Quando você pensa enquanto canta, a atenção sai da música e vai para o processo. A musculatura da laringe percebe a tensão da antecipação. A boca seca. Você fica esperando a nota difícil e, quando ela chega, o corpo já está contraído e tenso. O resultado quase sempre é errar exatamente o que você estava tentando acertar.

Além do impacto na execução, tem o impacto na comunicação. Quem está ouvindo sente quando o cantor está inseguro. A mensagem se perde. A interpretação some. O público fica desconfortável sem saber exatamente por quê.

O que fazer então

Três direções práticas para resolver isso.

A primeira é simples: não cante no palco nada que você não tem certeza de executar. O palco é hora de executar o que já é automático. É hora de curtir, de estar presente na música. Se tem um recurso técnico que você quer usar mas ainda não domina, deixa esse recurso de lado por enquanto e estuda mais antes de tentar em apresentação.

Isso não significa que grandes cantores nunca improvisam. Significa que quando eles improvisam, estão usando um vocabulário que já internalizaram. O cantor experiente que coloca um melisma diferente a cada vez não está inventando do nada. Está navegando por um campo harmônico que ele já treinou tanto que as opções aparecem automaticamente. Não existe improviso sem treino anterior.

A segunda direção é treinar bastante antes de qualquer apresentação. O critério para saber se uma técnica está pronta para o palco é quando você consegue executá-la sem pensar. Não na 51ª vez, quando você acertou uma vez depois de errar 50. Você precisa acertar repetidas vezes seguidas para que o acerto seja o padrão, não a exceção.

Existe um conceito importante aqui chamado de ensaiar o erro. Se você treinou algo errado 50 vezes e acertou uma vez, você não está pronto. O seu cérebro treinou o erro. Você precisa treinar o acerto com a mesma intensidade e repetição. Quando você acertou uma vez, seu treino do acerto começou. Não parou.

A terceira direção é descansar da preocupação técnica durante as apresentações. Se você errou uma nota, não para para se lamentar. A música continua. Você vai junto. A preocupação com o erro durante a performance contamina o que vem depois. Uma nota errada pode acontecer sem que o restante da apresentação seja comprometido. O que compromete o restante é ficar preso naquele erro enquanto o tempo da música segue.

O palco não é lugar de estudo

Palco é execução. Estudo é estudo. São momentos diferentes que pedem estados mentais diferentes.
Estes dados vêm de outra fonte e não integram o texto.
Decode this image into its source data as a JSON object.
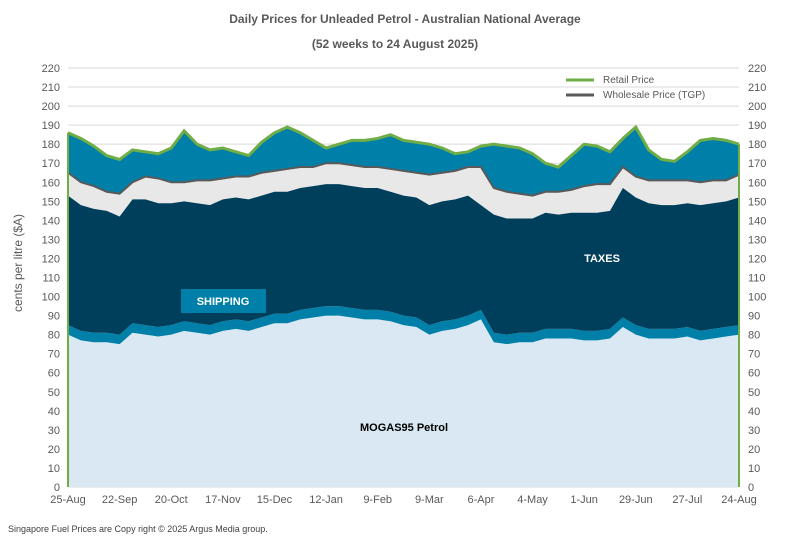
{
  "chart_data": {
    "type": "area",
    "title": "Daily  Prices for Unleaded  Petrol  - Australian  National  Average",
    "subtitle": "(52 weeks to 24 August  2025)",
    "ylabel": "cents per litre ($A)",
    "xlabel": "",
    "ylim": [
      0,
      220
    ],
    "yticks": [
      0,
      10,
      20,
      30,
      40,
      50,
      60,
      70,
      80,
      90,
      100,
      110,
      120,
      130,
      140,
      150,
      160,
      170,
      180,
      190,
      200,
      210,
      220
    ],
    "xticks": [
      "25-Aug",
      "22-Sep",
      "20-Oct",
      "17-Nov",
      "15-Dec",
      "12-Jan",
      "9-Feb",
      "9-Mar",
      "6-Apr",
      "4-May",
      "1-Jun",
      "29-Jun",
      "27-Jul",
      "24-Aug"
    ],
    "grid": true,
    "legend_position": "top-right",
    "x": [
      "25-Aug",
      "1-Sep",
      "8-Sep",
      "15-Sep",
      "22-Sep",
      "29-Sep",
      "6-Oct",
      "13-Oct",
      "20-Oct",
      "27-Oct",
      "3-Nov",
      "10-Nov",
      "17-Nov",
      "24-Nov",
      "1-Dec",
      "8-Dec",
      "15-Dec",
      "22-Dec",
      "29-Dec",
      "5-Jan",
      "12-Jan",
      "19-Jan",
      "26-Jan",
      "2-Feb",
      "9-Feb",
      "16-Feb",
      "23-Feb",
      "2-Mar",
      "9-Mar",
      "16-Mar",
      "23-Mar",
      "30-Mar",
      "6-Apr",
      "13-Apr",
      "20-Apr",
      "27-Apr",
      "4-May",
      "11-May",
      "18-May",
      "25-May",
      "1-Jun",
      "8-Jun",
      "15-Jun",
      "22-Jun",
      "29-Jun",
      "6-Jul",
      "13-Jul",
      "20-Jul",
      "27-Jul",
      "3-Aug",
      "10-Aug",
      "17-Aug",
      "24-Aug"
    ],
    "series": [
      {
        "name": "MOGAS95 Petrol",
        "color": "#d9e8f2",
        "values": [
          80,
          77,
          76,
          76,
          75,
          81,
          80,
          79,
          80,
          82,
          81,
          80,
          82,
          83,
          82,
          84,
          86,
          86,
          88,
          89,
          90,
          90,
          89,
          88,
          88,
          87,
          85,
          84,
          80,
          82,
          83,
          85,
          88,
          76,
          75,
          76,
          76,
          78,
          78,
          78,
          77,
          77,
          78,
          84,
          80,
          78,
          78,
          78,
          79,
          77,
          78,
          79,
          80
        ]
      },
      {
        "name": "SHIPPING",
        "color": "#0080a8",
        "values": [
          5,
          5,
          5,
          5,
          5,
          5,
          5,
          5,
          5,
          5,
          5,
          5,
          5,
          5,
          5,
          5,
          5,
          5,
          5,
          5,
          5,
          5,
          5,
          5,
          5,
          5,
          5,
          5,
          5,
          5,
          5,
          5,
          5,
          5,
          5,
          5,
          5,
          5,
          5,
          5,
          5,
          5,
          5,
          5,
          5,
          5,
          5,
          5,
          5,
          5,
          5,
          5,
          5
        ]
      },
      {
        "name": "TAXES",
        "color": "#003f5c",
        "values": [
          68,
          66,
          65,
          64,
          62,
          65,
          66,
          65,
          64,
          63,
          63,
          63,
          64,
          64,
          64,
          64,
          64,
          64,
          64,
          64,
          64,
          64,
          64,
          64,
          64,
          63,
          63,
          63,
          63,
          63,
          63,
          63,
          55,
          62,
          61,
          60,
          60,
          61,
          60,
          61,
          62,
          62,
          62,
          68,
          67,
          66,
          65,
          65,
          65,
          66,
          66,
          66,
          67
        ]
      },
      {
        "name": "Wholesale Price (TGP)",
        "color": "#595959",
        "values": [
          165,
          160,
          158,
          155,
          154,
          160,
          163,
          162,
          160,
          160,
          161,
          161,
          162,
          163,
          163,
          165,
          166,
          167,
          168,
          168,
          170,
          170,
          169,
          168,
          168,
          167,
          166,
          165,
          164,
          165,
          166,
          168,
          168,
          157,
          155,
          154,
          153,
          155,
          155,
          156,
          158,
          159,
          159,
          168,
          163,
          161,
          161,
          161,
          161,
          160,
          161,
          161,
          164
        ]
      },
      {
        "name": "Retail Price",
        "color": "#70ad47",
        "values": [
          186,
          183,
          179,
          174,
          172,
          177,
          176,
          175,
          178,
          187,
          180,
          177,
          178,
          176,
          174,
          181,
          186,
          189,
          186,
          182,
          178,
          180,
          182,
          182,
          183,
          185,
          182,
          181,
          180,
          178,
          175,
          176,
          179,
          180,
          179,
          178,
          175,
          170,
          168,
          174,
          180,
          179,
          176,
          183,
          189,
          177,
          172,
          171,
          176,
          182,
          183,
          182,
          180
        ]
      }
    ],
    "annotations": [
      "SHIPPING",
      "TAXES",
      "MOGAS95 Petrol"
    ]
  },
  "legend": {
    "retail": {
      "label": "Retail Price",
      "color": "#70ad47"
    },
    "wholesale": {
      "label": "Wholesale Price (TGP)",
      "color": "#595959"
    }
  },
  "footer": "Singapore  Fuel Prices are  Copy right © 2025 Argus Media  group."
}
No estudo, você se preocupa com o erro. É exatamente lá que você para, analisa o que aconteceu, entende por que aconteceu e treina de novo. No estudo, você está construindo. No palco, você está apresentando o que já foi construído.

Quem tenta estudar no palco, ou seja, que fica analisando e se corrigindo durante a apresentação, fica em um estado que não é totalmente nenhum dos dois. Não está presente na performance, mas também não está aprendendo. Está só se atrapalhando.
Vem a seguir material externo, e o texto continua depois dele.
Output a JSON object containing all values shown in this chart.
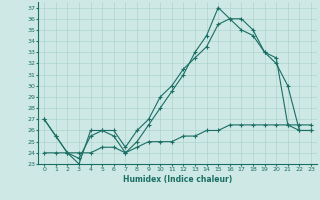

Para desenvolver a memória muscular necessária para que a técnica se torne automática, o caminho é trabalhar consistentemente, em sessões regulares de estudo, com foco em uma coisa de cada vez. Para quem está estruturando esse estudo, entender como montar um roteiro de estudo de canto ajuda a organizar o que praticar e em que ordem.

E para quem está desenvolvendo controle técnico da própria voz, o trabalho de cantar sem forçar a garganta é um ponto de partida fundamental, já que o excesso de esforço geralmente vem da tentativa de controlar consciente o que ainda não foi automatizado.

Estuda. Repete. Deixa o músculo decorar. Aí leva para o palco. Nessa ordem.